Google provided a major breakthrough in the investigation into the disappearance of Nancy Guthrie when it surfaced video of an apparent intruder entering her home.
The 84-year-old mother of Today Show host Savannah Guthrie has been missing since February 1st. The Nest camera at her front door was removed, and because investigators said she didn’t pay for a premium subscription, the footage was presumed lost. But yesterday, the FBI finally shared footage of a masked and armed person of interest entering her home on the night she disappeared.
Brian Stelter, chief media analyst at CNN, reported that Google’s technical expertise provided a break that could help investigators solve the case.
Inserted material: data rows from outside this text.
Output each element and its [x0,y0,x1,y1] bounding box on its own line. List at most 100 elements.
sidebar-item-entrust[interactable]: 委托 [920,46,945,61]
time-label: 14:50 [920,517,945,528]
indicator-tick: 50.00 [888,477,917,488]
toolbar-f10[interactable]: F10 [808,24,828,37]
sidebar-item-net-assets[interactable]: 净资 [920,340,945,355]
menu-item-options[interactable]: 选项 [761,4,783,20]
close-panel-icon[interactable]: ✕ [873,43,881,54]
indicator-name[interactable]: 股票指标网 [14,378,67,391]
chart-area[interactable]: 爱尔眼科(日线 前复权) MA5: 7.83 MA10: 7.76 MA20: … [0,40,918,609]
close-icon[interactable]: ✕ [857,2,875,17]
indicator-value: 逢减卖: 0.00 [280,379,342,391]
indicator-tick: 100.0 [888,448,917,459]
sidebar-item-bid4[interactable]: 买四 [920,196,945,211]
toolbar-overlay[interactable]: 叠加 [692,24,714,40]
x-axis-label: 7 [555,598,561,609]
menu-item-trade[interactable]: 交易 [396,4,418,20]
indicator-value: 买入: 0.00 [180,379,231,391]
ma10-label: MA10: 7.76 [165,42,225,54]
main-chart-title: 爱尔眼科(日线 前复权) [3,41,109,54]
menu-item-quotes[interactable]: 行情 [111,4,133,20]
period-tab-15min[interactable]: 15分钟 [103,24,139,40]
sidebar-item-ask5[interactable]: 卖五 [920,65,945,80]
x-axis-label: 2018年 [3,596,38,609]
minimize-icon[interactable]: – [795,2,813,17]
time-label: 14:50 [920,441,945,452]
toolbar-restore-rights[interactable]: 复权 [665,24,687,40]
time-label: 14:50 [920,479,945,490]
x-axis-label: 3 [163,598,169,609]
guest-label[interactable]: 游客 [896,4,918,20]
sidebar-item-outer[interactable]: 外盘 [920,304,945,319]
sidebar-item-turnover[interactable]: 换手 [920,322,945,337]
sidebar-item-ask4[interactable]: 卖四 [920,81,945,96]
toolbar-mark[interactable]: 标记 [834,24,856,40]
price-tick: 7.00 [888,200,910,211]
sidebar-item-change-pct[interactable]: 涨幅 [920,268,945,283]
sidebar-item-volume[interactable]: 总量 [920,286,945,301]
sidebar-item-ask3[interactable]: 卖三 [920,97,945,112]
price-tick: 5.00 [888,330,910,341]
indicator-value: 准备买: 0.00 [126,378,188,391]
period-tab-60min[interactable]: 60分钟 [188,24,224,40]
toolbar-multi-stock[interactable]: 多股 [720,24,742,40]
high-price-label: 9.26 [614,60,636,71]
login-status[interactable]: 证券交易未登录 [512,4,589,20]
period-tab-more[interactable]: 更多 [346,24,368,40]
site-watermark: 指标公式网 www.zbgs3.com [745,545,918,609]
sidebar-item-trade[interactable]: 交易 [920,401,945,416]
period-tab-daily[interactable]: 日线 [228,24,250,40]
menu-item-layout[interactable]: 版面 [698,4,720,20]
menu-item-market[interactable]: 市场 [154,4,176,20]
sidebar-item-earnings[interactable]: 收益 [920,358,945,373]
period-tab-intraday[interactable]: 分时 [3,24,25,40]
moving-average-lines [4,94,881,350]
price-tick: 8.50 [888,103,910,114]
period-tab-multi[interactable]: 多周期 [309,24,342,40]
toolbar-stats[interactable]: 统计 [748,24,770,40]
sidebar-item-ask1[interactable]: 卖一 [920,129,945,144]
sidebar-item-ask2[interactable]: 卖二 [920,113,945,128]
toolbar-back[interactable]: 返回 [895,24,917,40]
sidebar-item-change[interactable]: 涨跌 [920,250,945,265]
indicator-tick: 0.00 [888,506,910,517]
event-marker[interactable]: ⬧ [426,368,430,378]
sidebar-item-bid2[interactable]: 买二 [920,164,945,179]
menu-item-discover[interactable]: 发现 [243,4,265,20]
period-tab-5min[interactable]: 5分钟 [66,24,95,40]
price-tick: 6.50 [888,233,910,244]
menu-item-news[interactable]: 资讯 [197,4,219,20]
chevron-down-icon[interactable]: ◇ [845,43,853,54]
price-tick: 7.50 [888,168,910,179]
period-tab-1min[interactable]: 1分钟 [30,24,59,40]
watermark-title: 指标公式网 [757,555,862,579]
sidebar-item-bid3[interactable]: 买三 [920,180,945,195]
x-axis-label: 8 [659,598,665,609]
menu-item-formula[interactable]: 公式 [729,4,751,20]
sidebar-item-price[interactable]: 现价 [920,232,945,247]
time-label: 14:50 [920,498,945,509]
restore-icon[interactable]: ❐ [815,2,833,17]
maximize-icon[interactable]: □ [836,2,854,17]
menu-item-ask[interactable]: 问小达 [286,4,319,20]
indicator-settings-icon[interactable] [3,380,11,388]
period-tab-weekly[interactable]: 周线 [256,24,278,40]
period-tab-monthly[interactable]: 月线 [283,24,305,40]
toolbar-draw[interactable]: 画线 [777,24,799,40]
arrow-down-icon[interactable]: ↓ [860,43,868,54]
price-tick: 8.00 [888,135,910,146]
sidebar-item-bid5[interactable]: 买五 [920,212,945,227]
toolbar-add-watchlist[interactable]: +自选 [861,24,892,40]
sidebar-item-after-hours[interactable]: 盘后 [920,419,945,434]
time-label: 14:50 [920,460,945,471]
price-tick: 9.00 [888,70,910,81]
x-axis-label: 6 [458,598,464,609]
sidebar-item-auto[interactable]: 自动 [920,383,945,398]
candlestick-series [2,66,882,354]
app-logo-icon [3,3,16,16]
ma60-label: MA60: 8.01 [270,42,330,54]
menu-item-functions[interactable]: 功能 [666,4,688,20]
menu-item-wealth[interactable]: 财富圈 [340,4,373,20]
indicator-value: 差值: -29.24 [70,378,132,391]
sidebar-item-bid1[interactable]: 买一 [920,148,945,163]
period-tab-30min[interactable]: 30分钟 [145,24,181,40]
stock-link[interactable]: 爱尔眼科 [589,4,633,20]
“Google, which owns Nest, was able to recover data from the Nest-made doorbell camera at Guthrie’s front door,” Stelter wrote on X. “The recovery process took several days and was so technically complex that investigators didn’t know whether it would be successful,” he added, citing sources in law enforcement.
But the footage also raises some uncomfortable questions around digital privacy and surveillance.
“Fortunate for this case but don’t know how I feel about them recording everything- I just don’t have access unless I pay,” one X user said in reaction to Stelter’s post.
“CNN is promoting Big Tech’s surveillance state today instead of framing this as a massive privacy invasion,” wrote another.
Google did not immediately respond to Fortune‘s request for comment.
Nest, subscriptions, and privacy
The video released by investigators shows a Nest logo. That’s Google’s $150 home camera device. A customer who doesn’t pay for a subscription can see real-time footage and alerts to movement at their doorstep. Paying a premium subscription of $10 to $20 a month means videos can be stored and accessed later.
An internet-enabled Nest doorbell, which sells for about $150, can record video and alert homeowners to sounds and movements on their doorsteps. Owners can pay a monthly subscription to get premium features, like long-term video history. However, The New York Times reported comments by Chris Nanos, Pima County Sheriff, that Ms. Guthrie did not pay for a subscription that would have stored the video, suggesting that she may have been able to only access real-time video, whereas historical footage would likely be stored on a server somewhere in a Google vast data centers.
Ring, the doorbell camera company owned by Amazon, has built an evolving system that lets police see posts in its Neighbors app and request user video footage. By 2023, more than 2,600 police departments had some kind of formal partnership with Ring, allowing them to use these in‑app tools and access a dashboard tied into Neighbors.
This has drawn sustained criticism from civil-liberties and tech-advocacy groups as a form of warrantless, networked surveillance that can fuel over‑policing and bias. Some groups recommend that, if people insist on using a doorbell camera, they disable law‑enforcement integration features and avoid cloud storage where possible to reduce the risk of secondary use or compelled disclosure.
In a 2024 blog post, Ring said it would sunset a tool that allowed law enforcement to request door camera footage. It reversed its 2025 decision, announcing a partnership with Axon, a law-enforcement tech company. Under the new setup, police will be able to ask Ring owners for relevant clips through Axon’s digital evidence system, and Ring is exploring an opt‑in feature that could let users livestream camera footage directly to law enforcement. Ring’s returning founder Jamie Siminoff frames this as strengthening ties between “neighbors” and public‑safety agencies.
The Nancy Guthrie case highlights mounting unease over how much control Nest‑ and Ring‑style devices give both tech companies and law enforcement over intimate footage from people’s homes. Connected doorbells may help solve serious crimes, but they also create always‑on, cloud‑stored records of home life that are governed by opaque retention policies, loophole‑filled data‑sharing rules, and public attitudes that may be “too comfortable” with pervasive surveillance seeping from public streets into private homes.